Are There Any Factors That Might Affect the Lab Results? In particular, does your patient take any medications – OTC drugs or Herbals – that might affect the lab results?

The method of obtaining blood cultures is very important for accurate results. The technique of the blood draw, number of sets drawn, and the timing of blood cultures are important determinants. Studies of skin cleansing solutions, including alcohol, chlorhexidine, iodine tincture, and povidone-iodine, have been compared in a recent meta-analysis. If the vein must be palpated after skin preparation, a disinfected or sterile glove should be worn. Blood for cultures should not be drawn solely through in-dwelling intravascular catheters, as these lines are frequently colonized with common skin contaminants. Blood drawn from arteries yields the same results as that drawn from veins.

In most instances, there is no scientific basis for obtaining separate blood cultures from various ports of triple-lumen catheters. Needles should not be changed after the venipuncture and before inoculation of the blood culture bottles. Such practices increase the risk of fingerstick injury to the person handling the needles.

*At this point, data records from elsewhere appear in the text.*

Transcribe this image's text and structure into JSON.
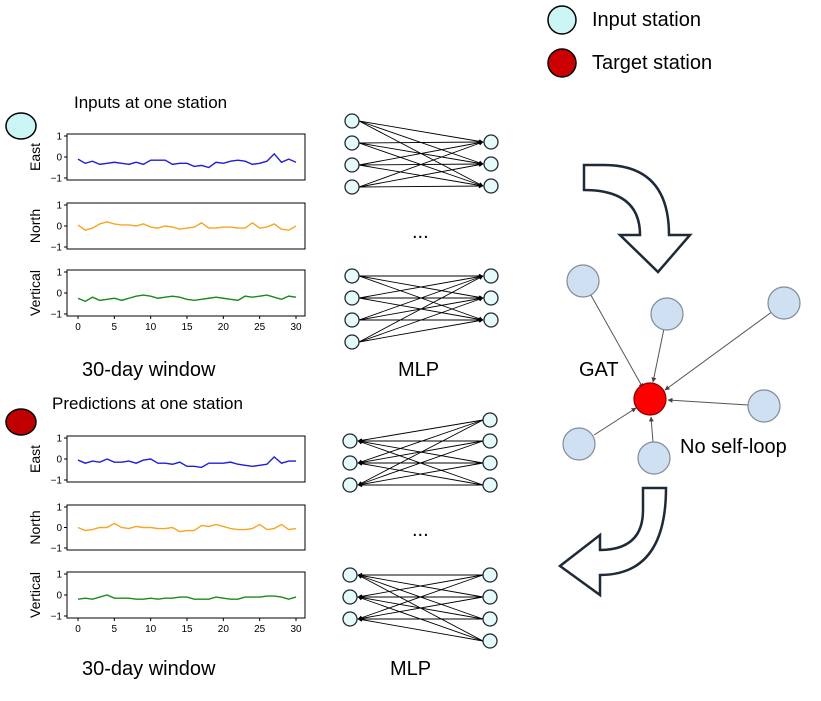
{
  "legend": {
    "input_label": "Input station",
    "target_label": "Target station",
    "input_color": "#ccf5f5",
    "target_color": "#cc0000"
  },
  "top_panel": {
    "title": "Inputs at one station",
    "marker_color": "#ccf5f5",
    "window_label": "30-day window",
    "mlp_label": "MLP",
    "ellipsis": "..."
  },
  "bottom_panel": {
    "title": "Predictions at one station",
    "marker_color": "#c00000",
    "window_label": "30-day window",
    "mlp_label": "MLP",
    "ellipsis": "..."
  },
  "gat": {
    "label": "GAT",
    "note": "No self-loop",
    "neighbor_color": "#cfe0f3",
    "target_color": "#ff0000"
  },
  "chart_data": [
    {
      "type": "line",
      "title": "",
      "series": [
        {
          "name": "East",
          "color": "#1f1fd8",
          "values": [
            -0.1,
            -0.3,
            -0.2,
            -0.35,
            -0.3,
            -0.25,
            -0.3,
            -0.35,
            -0.25,
            -0.35,
            -0.15,
            -0.15,
            -0.15,
            -0.35,
            -0.3,
            -0.3,
            -0.45,
            -0.4,
            -0.5,
            -0.25,
            -0.3,
            -0.2,
            -0.15,
            -0.2,
            -0.35,
            -0.3,
            -0.2,
            0.15,
            -0.25,
            -0.1,
            -0.25
          ]
        },
        {
          "name": "North",
          "color": "#f5a623",
          "values": [
            0.05,
            -0.2,
            -0.1,
            0.1,
            0.2,
            0.1,
            0.05,
            0.05,
            0.0,
            0.1,
            -0.05,
            -0.1,
            0.0,
            -0.05,
            -0.15,
            -0.1,
            -0.05,
            0.15,
            -0.1,
            -0.1,
            -0.05,
            -0.05,
            -0.1,
            -0.1,
            0.15,
            -0.1,
            -0.05,
            0.1,
            -0.15,
            -0.2,
            0.0
          ]
        },
        {
          "name": "Vertical",
          "color": "#1a8a1a",
          "values": [
            -0.25,
            -0.4,
            -0.2,
            -0.35,
            -0.3,
            -0.25,
            -0.35,
            -0.25,
            -0.15,
            -0.1,
            -0.15,
            -0.25,
            -0.2,
            -0.15,
            -0.2,
            -0.3,
            -0.35,
            -0.3,
            -0.25,
            -0.2,
            -0.25,
            -0.3,
            -0.35,
            -0.15,
            -0.2,
            -0.15,
            -0.1,
            -0.2,
            -0.3,
            -0.15,
            -0.2
          ]
        }
      ],
      "xticks": [
        "0",
        "5",
        "10",
        "15",
        "20",
        "25",
        "30"
      ],
      "yticks": [
        "1",
        "0",
        "−1"
      ],
      "xlim": [
        0,
        30
      ],
      "ylim": [
        -1,
        1
      ]
    },
    {
      "type": "line",
      "title": "",
      "series": [
        {
          "name": "East",
          "color": "#1f1fd8",
          "values": [
            -0.05,
            -0.2,
            -0.1,
            -0.15,
            0.0,
            -0.15,
            -0.15,
            -0.1,
            -0.2,
            -0.05,
            0.0,
            -0.2,
            -0.2,
            -0.25,
            -0.15,
            -0.35,
            -0.35,
            -0.4,
            -0.2,
            -0.2,
            -0.2,
            -0.15,
            -0.25,
            -0.3,
            -0.35,
            -0.3,
            -0.25,
            0.1,
            -0.2,
            -0.1,
            -0.1
          ]
        },
        {
          "name": "North",
          "color": "#f5a623",
          "values": [
            0.0,
            -0.15,
            -0.1,
            0.0,
            0.0,
            0.2,
            0.0,
            -0.05,
            0.05,
            0.0,
            0.0,
            -0.05,
            -0.05,
            0.0,
            -0.2,
            -0.15,
            -0.15,
            0.1,
            0.05,
            0.15,
            0.05,
            -0.05,
            -0.1,
            -0.1,
            -0.05,
            0.15,
            -0.1,
            -0.05,
            0.15,
            -0.1,
            -0.05
          ]
        },
        {
          "name": "Vertical",
          "color": "#1a8a1a",
          "values": [
            -0.2,
            -0.15,
            -0.2,
            -0.1,
            0.0,
            -0.15,
            -0.15,
            -0.15,
            -0.2,
            -0.2,
            -0.15,
            -0.2,
            -0.15,
            -0.15,
            -0.1,
            -0.1,
            -0.2,
            -0.2,
            -0.2,
            -0.1,
            -0.15,
            -0.2,
            -0.2,
            -0.1,
            -0.1,
            -0.1,
            -0.05,
            -0.05,
            -0.1,
            -0.2,
            -0.1
          ]
        }
      ],
      "xticks": [
        "0",
        "5",
        "10",
        "15",
        "20",
        "25",
        "30"
      ],
      "yticks": [
        "1",
        "0",
        "−1"
      ],
      "xlim": [
        0,
        30
      ],
      "ylim": [
        -1,
        1
      ]
    }
  ]
}
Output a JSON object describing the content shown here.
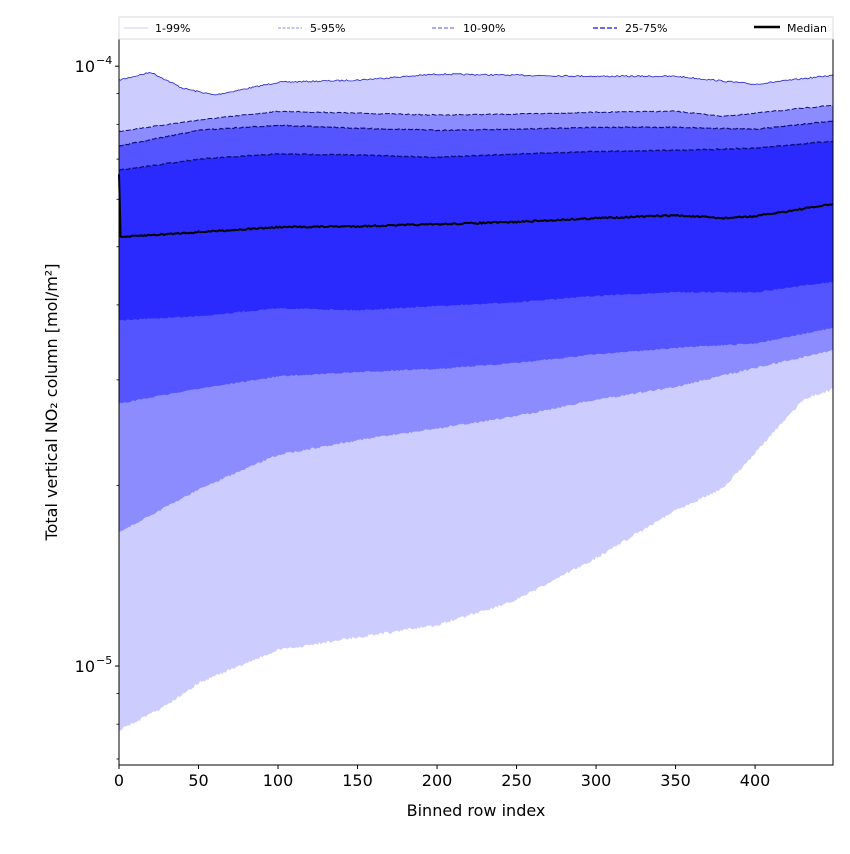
{
  "chart_data": {
    "type": "area",
    "title": "",
    "xlabel": "Binned row index",
    "ylabel": "Total vertical NO₂ column [mol/m²]",
    "xlim": [
      0,
      449
    ],
    "ylim": [
      6.84e-06,
      0.000111
    ],
    "yscale": "log",
    "xticks": [
      0,
      50,
      100,
      150,
      200,
      250,
      300,
      350,
      400
    ],
    "yticks": [
      {
        "value": 0.0001,
        "base": "10",
        "exp": "−4"
      },
      {
        "value": 1e-05,
        "base": "10",
        "exp": "−5"
      }
    ],
    "grid": false,
    "legend": {
      "placement": "top",
      "entries": [
        "1-99%",
        "5-95%",
        "10-90%",
        "25-75%",
        "Median"
      ]
    },
    "colors": {
      "band_1_99": "#ccccff",
      "band_5_95": "#8c8cff",
      "band_10_90": "#5555ff",
      "band_25_75": "#2a2aff",
      "edge_99": "#2020d0",
      "edge_dashed": "#10107a",
      "median": "#000000"
    },
    "series": [
      {
        "name": "p99",
        "x": [
          0,
          20,
          40,
          60,
          100,
          150,
          200,
          250,
          300,
          350,
          400,
          449
        ],
        "values": [
          9.48e-05,
          9.77e-05,
          9.19e-05,
          8.95e-05,
          9.4e-05,
          9.48e-05,
          9.7e-05,
          9.66e-05,
          9.62e-05,
          9.62e-05,
          9.33e-05,
          9.66e-05
        ]
      },
      {
        "name": "p95",
        "x": [
          0,
          50,
          100,
          150,
          200,
          250,
          300,
          350,
          380,
          400,
          449
        ],
        "values": [
          7.79e-05,
          8.13e-05,
          8.41e-05,
          8.35e-05,
          8.29e-05,
          8.32e-05,
          8.38e-05,
          8.41e-05,
          8.25e-05,
          8.35e-05,
          8.61e-05
        ]
      },
      {
        "name": "p90",
        "x": [
          0,
          50,
          100,
          150,
          200,
          250,
          300,
          350,
          400,
          449
        ],
        "values": [
          7.36e-05,
          7.82e-05,
          7.97e-05,
          7.88e-05,
          7.82e-05,
          7.85e-05,
          7.91e-05,
          7.91e-05,
          7.85e-05,
          8.1e-05
        ]
      },
      {
        "name": "p75",
        "x": [
          0,
          50,
          100,
          150,
          200,
          250,
          300,
          350,
          400,
          449
        ],
        "values": [
          6.71e-05,
          7e-05,
          7.14e-05,
          7.11e-05,
          7.05e-05,
          7.14e-05,
          7.21e-05,
          7.24e-05,
          7.3e-05,
          7.5e-05
        ]
      },
      {
        "name": "median",
        "x": [
          0,
          1,
          50,
          100,
          150,
          200,
          250,
          300,
          350,
          380,
          400,
          449
        ],
        "values": [
          6.6e-05,
          5.19e-05,
          5.29e-05,
          5.39e-05,
          5.41e-05,
          5.45e-05,
          5.5e-05,
          5.58e-05,
          5.64e-05,
          5.58e-05,
          5.62e-05,
          5.89e-05
        ]
      },
      {
        "name": "p25",
        "x": [
          0,
          50,
          100,
          150,
          200,
          250,
          300,
          350,
          400,
          449
        ],
        "values": [
          3.77e-05,
          3.83e-05,
          3.95e-05,
          3.92e-05,
          3.98e-05,
          4.04e-05,
          4.14e-05,
          4.2e-05,
          4.2e-05,
          4.37e-05
        ]
      },
      {
        "name": "p10",
        "x": [
          0,
          50,
          100,
          150,
          200,
          250,
          300,
          350,
          400,
          449
        ],
        "values": [
          2.74e-05,
          2.9e-05,
          3.04e-05,
          3.09e-05,
          3.13e-05,
          3.2e-05,
          3.31e-05,
          3.39e-05,
          3.45e-05,
          3.66e-05
        ]
      },
      {
        "name": "p5",
        "x": [
          0,
          50,
          100,
          150,
          200,
          250,
          300,
          350,
          400,
          449
        ],
        "values": [
          1.67e-05,
          1.97e-05,
          2.25e-05,
          2.38e-05,
          2.49e-05,
          2.61e-05,
          2.78e-05,
          2.92e-05,
          3.14e-05,
          3.36e-05
        ]
      },
      {
        "name": "p1",
        "x": [
          0,
          25,
          50,
          100,
          150,
          200,
          250,
          300,
          350,
          380,
          400,
          430,
          449
        ],
        "values": [
          7.82e-06,
          8.45e-06,
          9.37e-06,
          1.063e-05,
          1.117e-05,
          1.17e-05,
          1.288e-05,
          1.514e-05,
          1.82e-05,
          1.98e-05,
          2.265e-05,
          2.775e-05,
          2.9e-05
        ]
      }
    ]
  }
}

Ideally, 10 mL of blood should be injected into each blood culture bottle for adults, with 0.5-5 mL per bottle for infants and children. Although the bacteremia in IE is continuous, rather than random, occasionally, a low grade bacteremia of 1-10 colony-forming units (CFUs) per blood impedes diagnosis. Therefore, the yield of blood culture increases with a higher volume of blood submitted.

The timing of blood cultures drawn in relation to a febrile episode is not significant, particularly in IE, as the bacteria are released from cardiac vegetations at a relatively constant rate. There is no difference in yield between blood cultures drawn simultaneously versus hours apart. Blood culture draws on an acutely ill patient may be performed at three separate sites within minutes of each other, provided antibiotics have not yet been administered.

What Lab Results Are Absolutely Confirmatory?

A variety of microorganisms can cause IE, but streptococci and staphylococci comprise the majority. Typical causes of IE include Staphylococcus aureus, viridans streptococci, Streptococcus bovis, nutritionally variant streptococci, enterococci, and the HACEK organisms. The risk of endocarditis in a patient with S. aureus bacteremia is high. Other organisms highly associated with IE include Streptococcus sanguis, group G streptococcus, and Enterococcus faecalis. Positive blood cultures must be interpreted in the context of the clinical scenario and the number of sets submitted. Proprionibacterium acnes, Corynebacterium spp., Bacillus spp., and coagulase-negative staphylococci (excluding Staphylococcus lugdunensis) are usually considered contaminants when recovered singly or in a minority of the blood culture sets.

Are There Any Factors That Might Affect the Lab Results? In particular, does your patient take any medications – OTC drugs or Herbals – that might affect the lab results?

Water-based povidone products must remain on the skin long enough to dry and release the active ingredient, 1% iodine. As opposed to the alcohol-based products, aqueous products can take up to 5 minutes to dry. In addition, iodine and alcohol-based products lack the longer-term sterilization activity of chlorhexidine, which persists on the skin surface. For the reasons previously mentioned, a chlorhexidine-based approach may result in fewer false positives and more appropriate therapy.

Although most institutions define one blood culture set as an aerobic bottle plus an anaerobic bottle, the incidence of IE due to anaerobes is extremely low. Anaerobic bottles more often grow facultative anaerobesthan strict anaerobes. To obtain the recommended blood volume draw, a second aerobic bottle should be inoculated if an anaerobic bottle is not available. One study showed higher organism recovery with the aerobic-anaerobic bottle pair than with the aerobic-aerobic bottle pair.